Des bulldozers israéliens commencent les travaux sur des terres appartenant à un palestinien, afin de faire place à la construction de colonies dans la région de Sarouj, située entre les villes de Silat Al-Harithiya et Yamoun, à l’ouest de Jénine, en Cisjordanie, le 22 décembre 2025.

C’est un appel d’offres comme les administrations du monde entier en publient des milliers chaque année : 3 401 logements à construire sous forme d’immeubles. Un bail de quatre-vingt-dix-huit ans, renouvelable une fois, comme c’est souvent le cas en Israël. Avec une échéance fixée au 16 mars, « à midi pile », pour déposer les propositions auprès de l’administration. La localisation : Maalé Adoumim, une des principales colonies juives à l’est de Jérusalem. D’apparence anodine, le document marque pourtant une nouvelle étape-clé pour la Cisjordanie occupée, la viabilité de l’Etat de Palestine et le développement, à marche forcée, de la colonisation par le gouvernement de Benyamin Nétanyahou. Car l’appel d’offres, publié en décembre 2025, actualisé mardi 6 janvier, témoigne d’une nouvelle avancée d’un projet majeur d’extension d’une colonie juive en périphérie de Jérusalem connue sous le nom d’E1.

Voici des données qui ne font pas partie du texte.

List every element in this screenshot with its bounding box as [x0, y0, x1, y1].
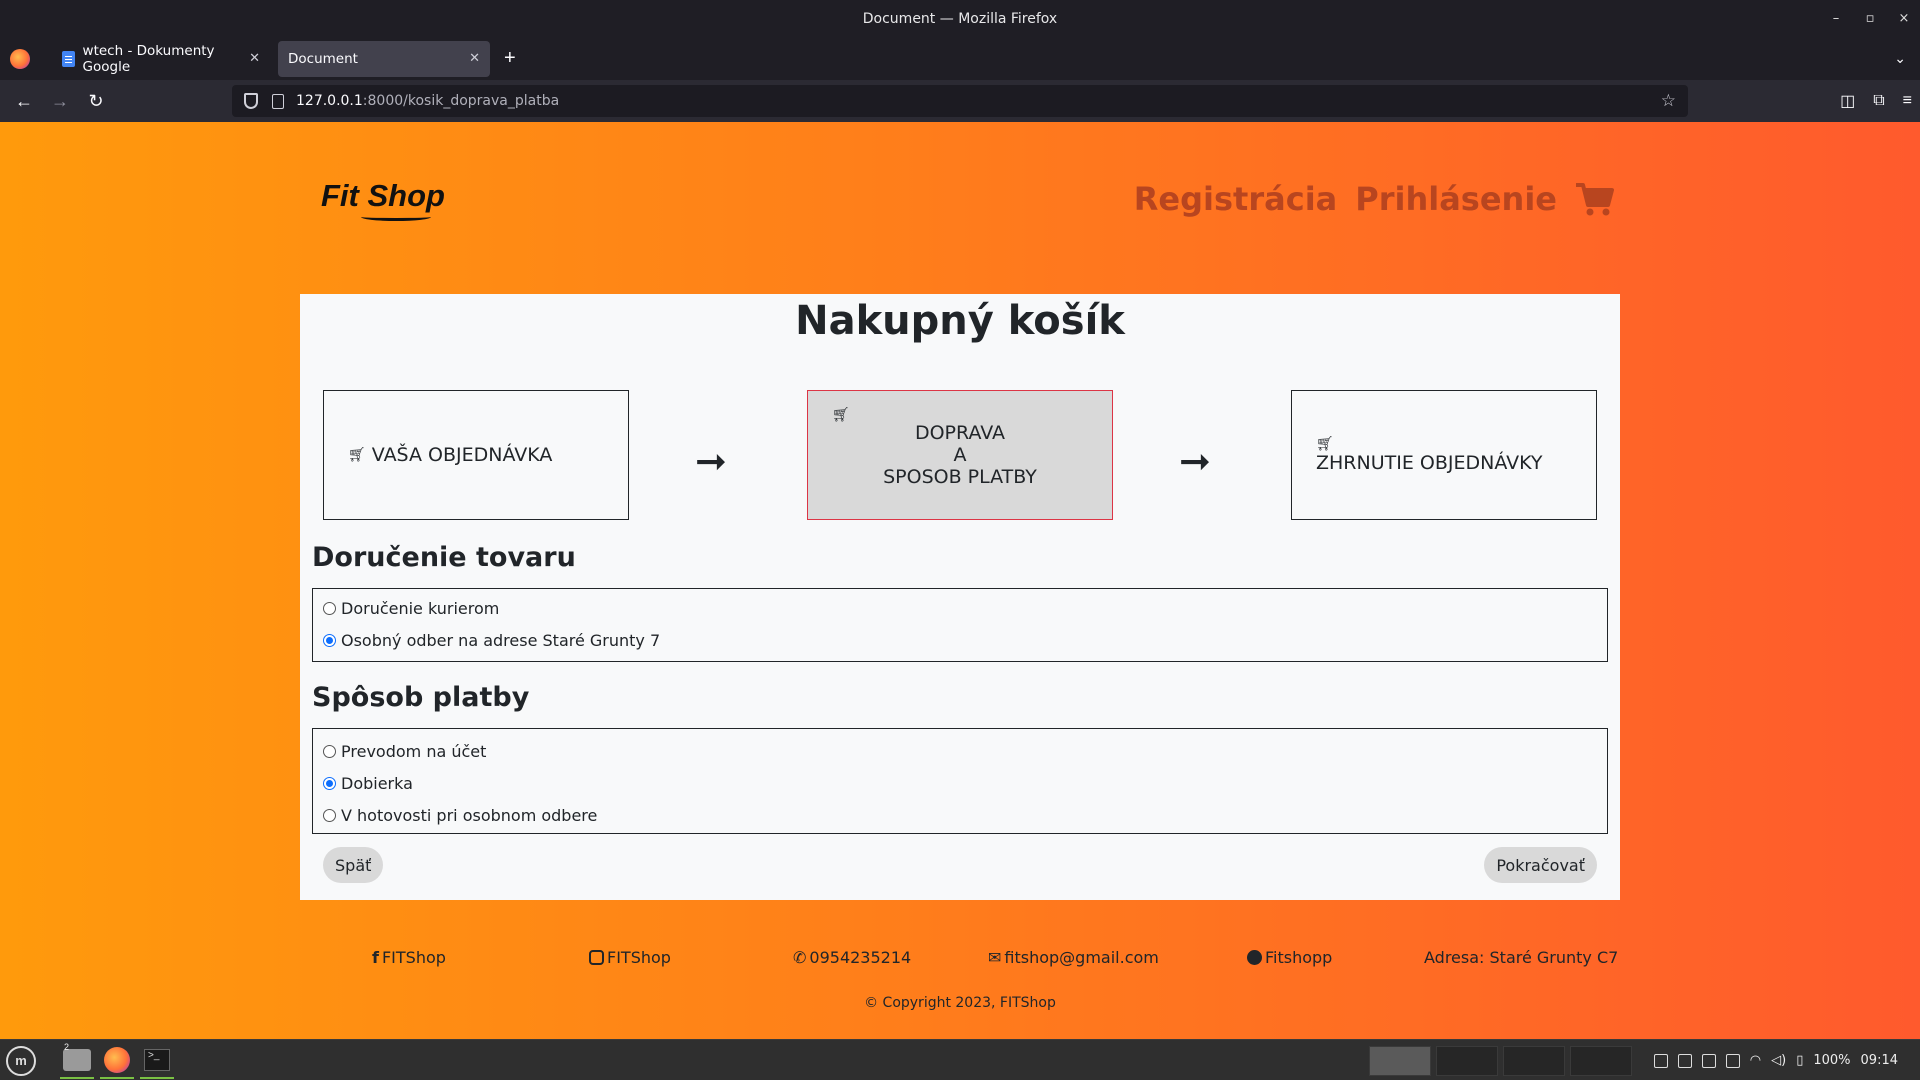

Le projet existe depuis des décennies mais avait été bloqué à plusieurs reprises sous la pression internationale. En août 2025, le gouvernement a validé sa mise en œuvre, présentée par Bezalel Smotrich, ministre des finances et des colonies (extrême droite), comme « un coup de grâce porté à l’idée d’un Etat palestinien » en raison de son impact territorial sur la Cisjordanie. Depuis, la machine administrative avance rapidement, réduisant l’hypothèse d’un possible retour en arrière en cas de changement de gouvernement – les élections législatives sont prévues d’ici à octobre 2026.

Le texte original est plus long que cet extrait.